Britain is now fighting a war it dares not name. The recent failed car bomb attacks on a London nightclub and Glasgow airport demonstrated once again that Britain is a principal target for al-Qaeda. But even now, the British response is dangerously confused.Phillips concludes by warning that Britain faces grave peril:
After eight people in the medical profession were arrested over these attacks, there was widespread shock that those who cure should also want to kill. This naive and ahistorical reaction demonstrated yet again the extraordinary state of denial about the Islamist jihad. After all, Osama bin Laden's sidekick, Ayman al-Zawahri, is a doctor. So are other Islamist terrorists, including Mahmoud Zahar, the Hamas strongman in Gaza.
But because the deeply empirical British do not understand how religious fanaticism twists the human mind, they tell themselves that Islamic terrorism must be driven by rational grievances such as deprivation, "Islamophobia" or British foreign policy.
Many continue to believe that Britain is a target because of its involvement in Iraq. While the war is undoubtedly used to whip up hysteria in the Muslim world, the irrationality of believing that it is the cause of Islamic terror is clearly demonstrated by the fact that British Muslims who have been jailed for terrorist offenses were recruited even before 9/11. Al-Qaeda is also heavily engaged in places such as Indonesia or Africa, which have no connection to Iraq or the Middle East.
In Britain, all these grievance excuses are wearing very thin, thanks to the recent emergence of former jihadists who have renounced their extremism.
Ed Husain, in his book The Islamist, and another former radical, Hassan Butt, have made the case that the doctrines to which they once subscribed are rooted in nothing other than a fanatical desire to Islamize the world.

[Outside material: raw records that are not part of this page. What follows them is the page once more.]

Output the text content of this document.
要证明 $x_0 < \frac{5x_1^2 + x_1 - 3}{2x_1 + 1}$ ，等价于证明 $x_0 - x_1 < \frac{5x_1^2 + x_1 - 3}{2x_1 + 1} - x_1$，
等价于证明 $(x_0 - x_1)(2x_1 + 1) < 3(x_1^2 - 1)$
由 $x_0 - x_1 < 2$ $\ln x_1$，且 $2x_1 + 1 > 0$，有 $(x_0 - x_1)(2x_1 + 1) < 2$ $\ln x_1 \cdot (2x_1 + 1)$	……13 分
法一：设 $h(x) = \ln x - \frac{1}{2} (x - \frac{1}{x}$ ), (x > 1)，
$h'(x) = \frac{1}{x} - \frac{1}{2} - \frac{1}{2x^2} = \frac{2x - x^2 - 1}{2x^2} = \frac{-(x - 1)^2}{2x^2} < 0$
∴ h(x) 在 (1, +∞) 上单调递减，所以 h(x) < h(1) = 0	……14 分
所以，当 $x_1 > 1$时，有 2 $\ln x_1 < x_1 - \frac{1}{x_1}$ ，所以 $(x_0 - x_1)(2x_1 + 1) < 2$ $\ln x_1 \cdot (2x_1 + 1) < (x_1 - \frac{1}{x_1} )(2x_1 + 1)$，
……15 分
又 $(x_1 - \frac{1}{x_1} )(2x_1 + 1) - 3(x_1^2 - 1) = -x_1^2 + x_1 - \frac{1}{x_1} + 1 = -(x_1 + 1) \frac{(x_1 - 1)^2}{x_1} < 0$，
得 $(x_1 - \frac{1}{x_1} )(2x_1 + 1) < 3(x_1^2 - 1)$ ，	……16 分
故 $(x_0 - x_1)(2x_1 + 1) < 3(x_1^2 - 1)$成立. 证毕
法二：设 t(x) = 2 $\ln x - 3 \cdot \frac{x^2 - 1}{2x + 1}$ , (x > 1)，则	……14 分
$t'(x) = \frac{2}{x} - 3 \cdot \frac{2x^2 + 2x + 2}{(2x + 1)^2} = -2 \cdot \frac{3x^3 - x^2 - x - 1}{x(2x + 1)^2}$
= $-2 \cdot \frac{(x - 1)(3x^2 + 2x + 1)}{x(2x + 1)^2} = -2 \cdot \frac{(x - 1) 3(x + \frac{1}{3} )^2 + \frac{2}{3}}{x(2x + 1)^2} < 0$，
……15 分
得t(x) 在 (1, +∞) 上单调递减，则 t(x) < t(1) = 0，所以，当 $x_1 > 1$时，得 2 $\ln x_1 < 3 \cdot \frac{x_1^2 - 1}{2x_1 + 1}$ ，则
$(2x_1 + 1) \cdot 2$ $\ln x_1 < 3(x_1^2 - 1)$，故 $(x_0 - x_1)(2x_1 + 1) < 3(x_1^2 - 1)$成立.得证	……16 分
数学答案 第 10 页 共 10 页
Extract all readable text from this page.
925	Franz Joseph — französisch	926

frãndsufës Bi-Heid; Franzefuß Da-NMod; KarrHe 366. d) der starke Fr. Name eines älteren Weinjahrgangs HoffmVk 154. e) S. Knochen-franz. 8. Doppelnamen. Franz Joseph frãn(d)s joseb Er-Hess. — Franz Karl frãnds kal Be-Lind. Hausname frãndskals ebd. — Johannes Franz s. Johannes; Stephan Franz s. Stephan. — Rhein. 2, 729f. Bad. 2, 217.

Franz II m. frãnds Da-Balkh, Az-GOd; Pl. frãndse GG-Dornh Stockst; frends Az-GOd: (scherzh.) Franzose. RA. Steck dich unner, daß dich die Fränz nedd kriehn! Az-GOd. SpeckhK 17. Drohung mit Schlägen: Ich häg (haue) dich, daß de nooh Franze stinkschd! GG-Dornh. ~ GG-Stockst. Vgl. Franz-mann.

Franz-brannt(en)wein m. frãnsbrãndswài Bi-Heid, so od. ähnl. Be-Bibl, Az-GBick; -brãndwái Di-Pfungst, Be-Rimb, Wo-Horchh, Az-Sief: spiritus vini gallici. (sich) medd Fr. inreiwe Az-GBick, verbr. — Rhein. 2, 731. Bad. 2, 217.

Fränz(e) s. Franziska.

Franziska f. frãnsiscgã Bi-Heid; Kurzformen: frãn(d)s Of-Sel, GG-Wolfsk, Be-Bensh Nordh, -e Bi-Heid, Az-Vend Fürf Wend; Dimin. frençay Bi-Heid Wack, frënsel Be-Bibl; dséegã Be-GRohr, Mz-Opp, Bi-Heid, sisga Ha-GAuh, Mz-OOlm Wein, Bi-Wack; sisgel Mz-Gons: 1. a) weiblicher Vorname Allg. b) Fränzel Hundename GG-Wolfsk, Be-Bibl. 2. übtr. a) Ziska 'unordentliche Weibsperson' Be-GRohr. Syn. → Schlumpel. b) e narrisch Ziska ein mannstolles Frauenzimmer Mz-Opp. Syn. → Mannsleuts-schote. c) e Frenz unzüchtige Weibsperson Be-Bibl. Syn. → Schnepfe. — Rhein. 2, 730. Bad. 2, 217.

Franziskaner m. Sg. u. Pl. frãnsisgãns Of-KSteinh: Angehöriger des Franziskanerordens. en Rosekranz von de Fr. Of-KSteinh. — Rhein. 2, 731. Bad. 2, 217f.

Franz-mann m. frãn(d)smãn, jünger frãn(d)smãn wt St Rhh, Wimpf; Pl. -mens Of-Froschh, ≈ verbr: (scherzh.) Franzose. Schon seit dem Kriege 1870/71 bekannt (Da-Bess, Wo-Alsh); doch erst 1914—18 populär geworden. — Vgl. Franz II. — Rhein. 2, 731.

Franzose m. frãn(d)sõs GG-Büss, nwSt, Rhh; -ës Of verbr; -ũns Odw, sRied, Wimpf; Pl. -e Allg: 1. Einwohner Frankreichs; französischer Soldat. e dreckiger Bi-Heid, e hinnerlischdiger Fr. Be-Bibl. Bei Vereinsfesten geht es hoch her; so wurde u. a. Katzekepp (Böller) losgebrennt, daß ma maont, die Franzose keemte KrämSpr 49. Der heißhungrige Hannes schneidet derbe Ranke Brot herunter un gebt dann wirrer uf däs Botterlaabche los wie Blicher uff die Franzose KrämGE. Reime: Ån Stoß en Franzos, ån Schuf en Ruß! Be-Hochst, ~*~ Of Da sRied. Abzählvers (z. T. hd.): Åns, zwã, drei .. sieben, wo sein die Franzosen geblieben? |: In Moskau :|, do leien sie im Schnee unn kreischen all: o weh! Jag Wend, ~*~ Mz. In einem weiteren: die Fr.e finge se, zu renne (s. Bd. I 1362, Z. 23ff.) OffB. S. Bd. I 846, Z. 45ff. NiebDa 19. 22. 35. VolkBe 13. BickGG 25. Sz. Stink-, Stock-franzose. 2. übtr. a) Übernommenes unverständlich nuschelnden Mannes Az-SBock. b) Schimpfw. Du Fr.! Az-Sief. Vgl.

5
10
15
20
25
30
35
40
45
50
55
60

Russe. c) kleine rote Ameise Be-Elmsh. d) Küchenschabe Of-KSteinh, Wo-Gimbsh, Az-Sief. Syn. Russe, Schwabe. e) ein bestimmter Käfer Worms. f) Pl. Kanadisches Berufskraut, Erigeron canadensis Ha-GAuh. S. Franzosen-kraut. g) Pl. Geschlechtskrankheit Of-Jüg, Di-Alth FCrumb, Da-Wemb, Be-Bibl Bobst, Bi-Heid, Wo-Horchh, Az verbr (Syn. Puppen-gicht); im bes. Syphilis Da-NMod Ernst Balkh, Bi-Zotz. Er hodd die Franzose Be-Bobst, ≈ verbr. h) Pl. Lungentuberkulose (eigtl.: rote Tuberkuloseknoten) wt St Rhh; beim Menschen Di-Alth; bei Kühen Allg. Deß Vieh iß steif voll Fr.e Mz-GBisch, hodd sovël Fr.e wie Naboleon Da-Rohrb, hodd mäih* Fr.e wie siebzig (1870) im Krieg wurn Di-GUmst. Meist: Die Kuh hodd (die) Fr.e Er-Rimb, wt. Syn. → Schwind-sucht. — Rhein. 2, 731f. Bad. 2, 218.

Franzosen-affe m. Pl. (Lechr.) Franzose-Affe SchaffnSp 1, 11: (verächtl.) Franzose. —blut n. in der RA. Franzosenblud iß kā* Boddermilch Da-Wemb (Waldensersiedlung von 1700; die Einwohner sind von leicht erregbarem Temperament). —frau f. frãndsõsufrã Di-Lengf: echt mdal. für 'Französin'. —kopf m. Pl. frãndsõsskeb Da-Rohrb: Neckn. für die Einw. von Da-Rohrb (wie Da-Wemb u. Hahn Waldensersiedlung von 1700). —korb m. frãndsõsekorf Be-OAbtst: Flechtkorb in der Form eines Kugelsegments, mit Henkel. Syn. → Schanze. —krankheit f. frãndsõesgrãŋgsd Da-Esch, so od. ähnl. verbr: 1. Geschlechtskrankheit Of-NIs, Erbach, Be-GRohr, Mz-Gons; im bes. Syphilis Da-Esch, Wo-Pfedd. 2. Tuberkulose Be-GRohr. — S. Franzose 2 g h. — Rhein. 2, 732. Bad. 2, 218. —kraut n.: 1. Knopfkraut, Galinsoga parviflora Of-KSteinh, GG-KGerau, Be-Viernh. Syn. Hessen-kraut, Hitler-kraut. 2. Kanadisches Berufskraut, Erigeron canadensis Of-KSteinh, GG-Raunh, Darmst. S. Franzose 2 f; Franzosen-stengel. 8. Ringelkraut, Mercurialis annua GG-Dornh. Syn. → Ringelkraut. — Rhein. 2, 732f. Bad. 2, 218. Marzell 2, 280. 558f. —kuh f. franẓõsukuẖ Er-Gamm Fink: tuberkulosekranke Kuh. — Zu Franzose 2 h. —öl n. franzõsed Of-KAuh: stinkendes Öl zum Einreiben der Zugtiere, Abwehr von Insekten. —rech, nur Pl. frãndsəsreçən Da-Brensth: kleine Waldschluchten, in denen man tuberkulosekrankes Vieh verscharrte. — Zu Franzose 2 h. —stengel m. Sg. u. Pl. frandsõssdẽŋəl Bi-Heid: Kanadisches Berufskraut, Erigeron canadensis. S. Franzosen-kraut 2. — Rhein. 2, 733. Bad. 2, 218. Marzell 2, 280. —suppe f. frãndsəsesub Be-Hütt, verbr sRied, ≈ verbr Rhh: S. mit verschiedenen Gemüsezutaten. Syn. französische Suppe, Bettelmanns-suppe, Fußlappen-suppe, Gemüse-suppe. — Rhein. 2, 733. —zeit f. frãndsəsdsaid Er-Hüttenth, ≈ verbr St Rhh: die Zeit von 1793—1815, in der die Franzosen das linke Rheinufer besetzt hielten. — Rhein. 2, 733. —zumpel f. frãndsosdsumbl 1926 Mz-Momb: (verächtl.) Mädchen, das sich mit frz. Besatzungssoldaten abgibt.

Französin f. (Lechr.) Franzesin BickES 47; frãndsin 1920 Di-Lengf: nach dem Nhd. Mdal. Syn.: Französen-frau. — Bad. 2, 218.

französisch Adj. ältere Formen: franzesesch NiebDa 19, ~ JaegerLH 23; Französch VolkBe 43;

But while these courageous people are telling Britain that, far from being motivated by despair, Islamist terrorists kill as an act of religious exultation, the new prime minister, Gordon Brown, has banned his ministers from using the word "Muslim" — and presumably "Islamic" or "Islamist" — in connection with the terrorist crisis. He has also put an end to the phrase "war on terror...."
Brown's failure of nerve is being reflected in the USA, too.
Despite President Bush's aggressive rhetoric about the "war on terror," he has in fact fluctuated wildly over identifying religious fanaticism as the central driver of the problem. After 9/11, he said "Islam is peace." And although for a period he started referring to "Islamic extremism" and even "Islamo-fascism," he recently sounded a full retreat when he appointed an American special envoy to the deeply Islamist and anti-western Organization of the Islamic Conference. With such an instinct on both sides of the Atlantic to appease Islamist fanaticism, the "war on terror" becomes an empty sound bite as the West advertises its weakness to the enemy.
Britain has never been in a more dangerous position — not just because of terrorism but because, faced with an enemy whose platform is the decadence and weakness of the West, it is going out of its way to prove the terrorists right.I hope her message gets a good hearing on both sides of the Atlantic.